Hey o/ I was hoping someone could give me some cla...
# general
d
Hey o/ I was hoping someone could give me some clarity on this: We keep losing contact with the rancher-system-agent on nodes randomly — sometimes it resolves itself, other times it gets stuck and we need to manually restart the agent. Sometimes we notice machine conditions getting stuck (like PlanApplied=False for months). I'm trying to figure out why and how to resolve this. I think it's related to how we provision the VMs — we host them on Proxmox servers and then register them to Rancher (not importing existing clusters). We have clusters showing: driver: imported provider: rke2 The docs say "Additional Features for Registered RKE2 and K3s Clusters" include version management, but also say imported clusters are limited.
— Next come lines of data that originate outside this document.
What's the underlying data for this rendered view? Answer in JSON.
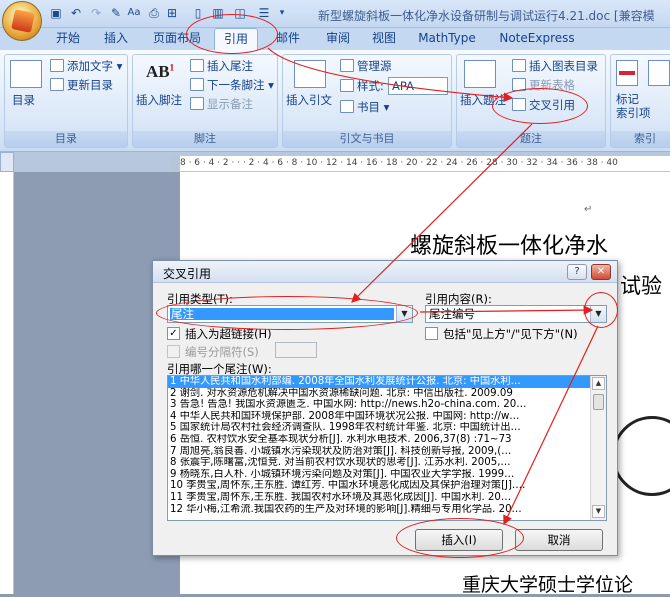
{
  "window": {
    "title": "新型螺旋斜板一体化净水设备研制与调试运行4.21.doc [兼容模"
  },
  "tabs": [
    "开始",
    "插入",
    "页面布局",
    "引用",
    "邮件",
    "审阅",
    "视图",
    "MathType",
    "NoteExpress"
  ],
  "ribbon": {
    "groups": {
      "toc": {
        "label": "目录",
        "big_button": "目录",
        "add_text": "添加文字",
        "update_toc": "更新目录"
      },
      "footnotes": {
        "label": "脚注",
        "insert_footnote": "插入脚注",
        "insert_endnote": "插入尾注",
        "next_footnote": "下一条脚注",
        "show_notes": "显示备注"
      },
      "citations": {
        "label": "引文与书目",
        "insert_citation": "插入引文",
        "manage_sources": "管理源",
        "style_label": "样式:",
        "style_value": "APA",
        "bibliography": "书目"
      },
      "captions": {
        "label": "题注",
        "insert_caption": "插入题注",
        "insert_table_of_figures": "插入图表目录",
        "update_table": "更新表格",
        "cross_reference": "交叉引用"
      },
      "index": {
        "label": "索引",
        "mark_entry": "标记\n索引项"
      }
    }
  },
  "ruler": {
    "text": "8 · 6 · 4 · 2 · · · 2 · 4 · 6 · 8 · 10 · 12 · 14 · 16 · 18 · 20 · 22 · 24 · 26 · 28 · 30 · 32 · 34 · 36 · 38 · 40"
  },
  "document": {
    "heading": "螺旋斜板一体化净水",
    "subheading": "试验",
    "footer": "重庆大学硕士学位论"
  },
  "dialog": {
    "title": "交叉引用",
    "ref_type_label": "引用类型(T):",
    "ref_type_value": "尾注",
    "ref_content_label": "引用内容(R):",
    "ref_content_value": "尾注编号",
    "insert_hyperlink_label": "插入为超链接(H)",
    "insert_hyperlink_checked": true,
    "above_below_label": "包括\"见上方\"/\"见下方\"(N)",
    "above_below_checked": false,
    "separator_label": "编号分隔符(S)",
    "list_label": "引用哪一个尾注(W):",
    "endnotes": [
      "1  中华人民共和国水利部编. 2008年全国水利发展统计公报. 北京: 中国水利…",
      "2  谢剑. 对水资源危机解决中国水资源稀缺问题. 北京: 中信出版社. 2009.09",
      "3  告急! 告急! 我国水资源匮乏. 中国水网: http://news.h2o-china.com. 20…",
      "4  中华人民共和国环境保护部. 2008年中国环境状况公报. 中国网: http://w…",
      "5  国家统计局农村社会经济调查队. 1998年农村统计年鉴. 北京: 中国统计出…",
      "6  岳恒. 农村饮水安全基本现状分析[J]. 水利水电技术. 2006,37(8) :71~73",
      "7  周旭亮,翁良善. 小城镇水污染现状及防治对策[J]. 科技创新导报, 2009,(…",
      "8  张震宇,陈曙富,沈恒竞. 对当前农村饮水现状的思考[J]. 江苏水利. 2005,…",
      "9  杨晓东,白人朴. 小城镇环境污染问题及对策[J]. 中国农业大学学报. 1999…",
      "10  李贵宝,周怀东,王东胜. 谭红芳. 中国水环境恶化成因及其保护治理对策[J].…",
      "11  李贵宝,周怀东,王东胜. 我国农村水环境及其恶化成因[J]. 中国水利. 20…",
      "12  华小梅,江希流.我国农药的生产及对环境的影响[J].精细与专用化学品. 20…"
    ],
    "selected_index": 0,
    "insert_button": "插入(I)",
    "cancel_button": "取消"
  },
  "colors": {
    "annotation": "#e02020",
    "selection": "#3399ff"
  }
}
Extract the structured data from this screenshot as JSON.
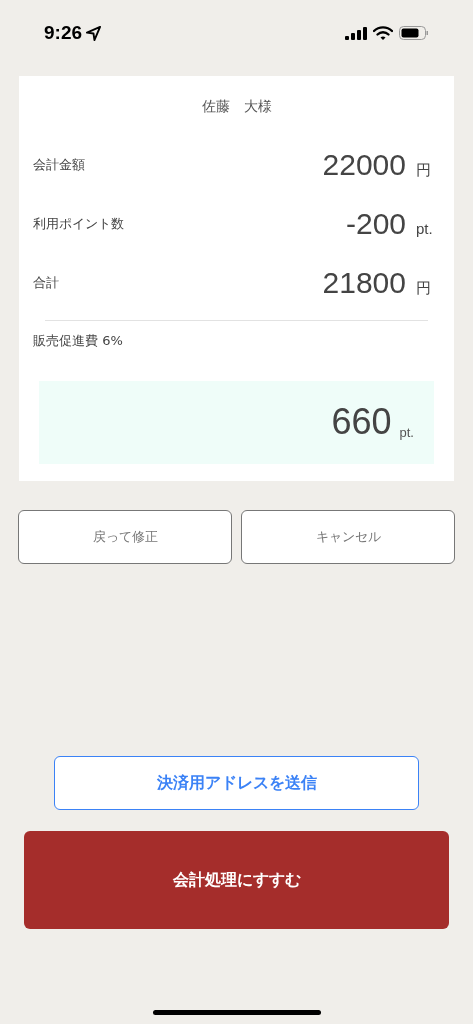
{
  "status_bar": {
    "time": "9:26"
  },
  "customer": {
    "name": "佐藤　大様"
  },
  "rows": [
    {
      "label": "会計金額",
      "value": "22000",
      "unit": "円"
    },
    {
      "label": "利用ポイント数",
      "value": "-200",
      "unit": "pt."
    },
    {
      "label": "合計",
      "value": "21800",
      "unit": "円"
    }
  ],
  "promotion": {
    "label": "販売促進費 6%",
    "value": "660",
    "unit": "pt."
  },
  "secondary_buttons": [
    "戻って修正",
    "キャンセル"
  ],
  "send_button": "決済用アドレスを送信",
  "primary_button": "会計処理にすすむ"
}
We're in this weird middle ground: We can control the rancher-system-agent But can't use Rancher for VM lifecycle management (obviously) Our setup: Rancher creates cluster via rancher2_cluster_v2 Nodes join via registration commands Result shows driver: imported but behaves like documented "Registered RKE2 clusters" Question: For stuck nodes on fully managed infrastructure (AWS/etc), how are they handled — are they destroyed and rebuilt automatically? If so, that's what our setup is lacking and I guess that would resolve the issues we are seeing. I feel we should move over to HarvesterOS, but the more senior engineer sees this as a big red flag and does not feel comfortable getting closer to the Rancher ecosystem and would prefer to rip Rancher out and use upstream K8s Just looking for further insight into this which I can hopefully use to argue the case for keeping rancher and adding harvester :)
b
I got this all the time!
For us, it was dhcp. Kubernetes expects the IPs to stay static for nodes. We had to go in and reserve the IPs for the VMs as what they originally got registered as, or we had to stonith and let them deploy new ones.
d
All our k8 nodes are static, DHCP is only used for a select few situations but everything in prod is given a static IP. But interesting that you got this behavior also!